Anyway, when I woke up this afternoon recovering from a dodgy hangover, I heard a football being thumped around. I thought maybe it’s watching too much of Van Persie goal highlights last night. Soon I realised though that neither was it the Talismanic Dutch nor was it afternoon. It was well and truly evening and there were kids outside tucking away goals between make shift brick posts. I went out watched these kids and realised that not only were they good at it individually, but also as little units. That was surprising because my memory of playing football is that of the whole class running after the ball routine and then scrambling and squirting it towards the general direction of a north eastern student who would basically outrun the rest of the class to score what was usually the solitary goal in the game as after that everybody decided we should stick to cricket.

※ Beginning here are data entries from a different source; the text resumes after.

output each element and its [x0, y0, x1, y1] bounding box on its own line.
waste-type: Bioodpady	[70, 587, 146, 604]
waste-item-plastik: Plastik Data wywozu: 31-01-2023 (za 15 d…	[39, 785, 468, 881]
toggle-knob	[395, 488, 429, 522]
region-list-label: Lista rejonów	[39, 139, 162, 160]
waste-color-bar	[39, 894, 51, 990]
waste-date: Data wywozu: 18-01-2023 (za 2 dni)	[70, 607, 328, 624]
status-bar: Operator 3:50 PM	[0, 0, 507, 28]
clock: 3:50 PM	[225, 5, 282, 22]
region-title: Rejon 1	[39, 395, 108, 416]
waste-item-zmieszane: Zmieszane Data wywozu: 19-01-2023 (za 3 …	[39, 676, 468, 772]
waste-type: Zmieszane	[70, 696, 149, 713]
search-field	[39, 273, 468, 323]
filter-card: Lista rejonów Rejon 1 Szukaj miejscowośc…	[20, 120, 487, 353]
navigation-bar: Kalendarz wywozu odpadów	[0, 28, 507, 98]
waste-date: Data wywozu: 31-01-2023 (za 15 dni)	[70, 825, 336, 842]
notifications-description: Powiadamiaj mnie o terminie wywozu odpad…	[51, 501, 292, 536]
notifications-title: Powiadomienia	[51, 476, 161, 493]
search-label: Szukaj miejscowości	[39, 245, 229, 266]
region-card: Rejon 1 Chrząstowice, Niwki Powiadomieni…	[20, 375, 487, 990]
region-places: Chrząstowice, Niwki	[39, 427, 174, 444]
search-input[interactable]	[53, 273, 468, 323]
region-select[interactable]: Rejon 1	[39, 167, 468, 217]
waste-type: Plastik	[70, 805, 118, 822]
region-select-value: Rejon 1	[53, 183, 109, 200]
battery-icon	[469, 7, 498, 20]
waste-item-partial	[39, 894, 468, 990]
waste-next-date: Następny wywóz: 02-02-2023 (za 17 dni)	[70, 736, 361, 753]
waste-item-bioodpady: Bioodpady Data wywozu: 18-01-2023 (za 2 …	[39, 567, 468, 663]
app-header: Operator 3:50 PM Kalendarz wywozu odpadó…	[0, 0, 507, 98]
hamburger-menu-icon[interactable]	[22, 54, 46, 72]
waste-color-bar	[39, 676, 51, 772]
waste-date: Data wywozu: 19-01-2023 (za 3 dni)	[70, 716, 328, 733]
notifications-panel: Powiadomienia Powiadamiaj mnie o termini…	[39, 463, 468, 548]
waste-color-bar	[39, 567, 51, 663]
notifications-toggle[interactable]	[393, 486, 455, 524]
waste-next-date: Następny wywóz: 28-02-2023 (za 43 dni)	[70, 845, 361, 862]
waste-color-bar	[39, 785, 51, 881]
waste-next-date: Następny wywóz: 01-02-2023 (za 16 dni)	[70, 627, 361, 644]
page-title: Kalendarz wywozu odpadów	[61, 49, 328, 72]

That was then, this is now:

Check out the Pepsi ad above. Now creatively it isn’t a work of genius but of what I’ve observed over the weekend and fleetingly over my interactions with the teenage lot the game is changing. I’m not saying cricket is over, but when Pepsi pronounces “change the game” there is very strong social inertia behind this. Ranbir Kapoor isn’t old mind you, but in this ad he at best plays a final year college student trying to influence his school going younger brother. The younger and seemingly more talented of the 2 has a bored expression on his face. Which will stay confused silent and turn cocky side smile eventually.

It's however, how the young one responds in words is what interests me the most: “Thoda football bhi Khel liya karo, kaam aata hai” (Play some football, its useful) is definitely not a powerful enough endorsement for the top game in the world. I guess Pepsi wants to tread carefully, not alienating cricket completely. So it’s a half statement, I would think a teaser or an experiment to many such campaigns.